![[OLD FALL 2017] 15-104 • Introduction to Computing for Creative Practice](wp-content/uploads/2020/08/stop-banner.png)
//Sheenu You
//Section E
//sheenuy@andrew.cmu.edu
//Project 07
var nPoints = 100;
function setup() {
createCanvas(480, 480);
background(0);
}
function draw(){
background(218,205,188)
drawLoopFlower();
}
function drawLoopFlower() {
//SHIFTS SHAPE INTO CENTER OF CANVAS
translate(240,240);
//MULTIPLIES SHAPE
//MATH VARIABLES
for (var o=0; o<80; o++){
var x;
var y;
var a=o*.5+mouseX/5
var b=mouseX/30;
stroke(56+o*1,82-o*1,139-o*1);
noFill();
//STARTS SHAPE
beginShape();
//MATHEMATICAL EQUATION FOR EPIcyCLOID
//x=(a+b)cos(theta)-bcos((a+b)/b*theta)
//y=(a+b)sin(theta)-bsin((a+b)/b*theta)
//ellipse(240,240,a,a)
for (var i =0; i<nPoints; i++){
var t = map(i,0,nPoints,0, TWO_PI);
x=(a+b)*cos(t)-b*cos(((a+b)/b)*t+80)
y=(a+b)*sin(t)-b*sin(((a+b)/b)*t+80)
//x=o*a*((b-1)*cos(t)+cos((b-1)*t))/b
//y=o*a*((b-1)*sin(t)-sin((b-1)*t))/b
vertex(x,y);
}
//END SHAPE
endShape(CLOSE);
}
}
Many curve compositions posted on site inspired me to make this curve.

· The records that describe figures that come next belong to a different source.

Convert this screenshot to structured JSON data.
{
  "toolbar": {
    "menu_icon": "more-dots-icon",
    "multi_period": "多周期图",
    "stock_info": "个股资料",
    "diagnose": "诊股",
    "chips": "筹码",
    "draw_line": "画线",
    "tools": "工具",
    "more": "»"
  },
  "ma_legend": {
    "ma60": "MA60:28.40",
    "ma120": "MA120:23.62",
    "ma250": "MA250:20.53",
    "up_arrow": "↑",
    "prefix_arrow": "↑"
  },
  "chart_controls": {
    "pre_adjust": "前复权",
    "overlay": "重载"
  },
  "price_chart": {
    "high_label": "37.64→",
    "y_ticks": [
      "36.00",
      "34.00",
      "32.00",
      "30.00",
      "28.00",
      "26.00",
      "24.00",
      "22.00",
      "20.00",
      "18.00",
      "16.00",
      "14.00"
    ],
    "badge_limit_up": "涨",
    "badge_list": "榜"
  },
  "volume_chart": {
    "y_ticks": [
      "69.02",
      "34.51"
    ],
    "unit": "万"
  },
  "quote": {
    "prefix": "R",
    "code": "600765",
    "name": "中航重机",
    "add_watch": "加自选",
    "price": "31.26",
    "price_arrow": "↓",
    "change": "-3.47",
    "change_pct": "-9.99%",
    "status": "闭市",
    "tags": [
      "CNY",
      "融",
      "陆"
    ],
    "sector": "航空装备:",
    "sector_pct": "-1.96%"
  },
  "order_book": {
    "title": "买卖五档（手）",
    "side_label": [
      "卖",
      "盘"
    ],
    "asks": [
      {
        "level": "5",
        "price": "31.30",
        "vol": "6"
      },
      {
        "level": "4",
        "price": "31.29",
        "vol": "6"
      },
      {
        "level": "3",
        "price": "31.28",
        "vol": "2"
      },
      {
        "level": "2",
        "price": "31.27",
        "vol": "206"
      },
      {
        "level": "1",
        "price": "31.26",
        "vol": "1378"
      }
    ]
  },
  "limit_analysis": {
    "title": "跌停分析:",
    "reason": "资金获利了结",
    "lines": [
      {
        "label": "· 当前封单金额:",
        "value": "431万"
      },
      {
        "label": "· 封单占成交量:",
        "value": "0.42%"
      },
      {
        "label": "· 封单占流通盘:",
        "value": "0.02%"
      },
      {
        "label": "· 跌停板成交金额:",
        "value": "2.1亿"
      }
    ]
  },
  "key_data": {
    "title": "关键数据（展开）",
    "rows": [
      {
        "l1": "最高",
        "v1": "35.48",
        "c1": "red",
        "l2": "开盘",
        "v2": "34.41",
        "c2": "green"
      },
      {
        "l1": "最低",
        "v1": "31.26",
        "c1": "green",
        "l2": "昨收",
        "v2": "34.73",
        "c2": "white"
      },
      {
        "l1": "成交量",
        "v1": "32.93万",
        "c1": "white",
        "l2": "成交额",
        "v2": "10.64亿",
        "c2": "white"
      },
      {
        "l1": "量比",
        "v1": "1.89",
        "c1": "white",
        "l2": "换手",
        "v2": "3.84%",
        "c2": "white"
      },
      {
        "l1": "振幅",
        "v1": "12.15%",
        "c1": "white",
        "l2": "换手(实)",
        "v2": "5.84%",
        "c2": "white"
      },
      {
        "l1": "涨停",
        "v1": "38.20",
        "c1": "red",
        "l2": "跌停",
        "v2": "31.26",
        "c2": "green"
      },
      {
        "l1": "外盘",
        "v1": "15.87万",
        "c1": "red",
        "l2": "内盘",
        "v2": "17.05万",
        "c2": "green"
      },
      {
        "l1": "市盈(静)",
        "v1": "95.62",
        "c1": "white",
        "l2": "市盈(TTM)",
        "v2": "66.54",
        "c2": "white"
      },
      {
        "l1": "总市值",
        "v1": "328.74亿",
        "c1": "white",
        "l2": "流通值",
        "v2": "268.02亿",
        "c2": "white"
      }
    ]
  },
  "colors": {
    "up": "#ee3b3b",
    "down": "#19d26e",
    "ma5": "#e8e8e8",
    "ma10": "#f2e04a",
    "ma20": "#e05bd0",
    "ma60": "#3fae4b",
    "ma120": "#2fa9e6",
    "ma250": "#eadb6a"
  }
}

I used a for loop to multiply the number of curves so it can create a much more visually appealing and interesting picture. I also found a color palette I liked and used it in this image. I transformed the common Hypotrochoid curve in the example into a beautiful and much more interesting shape.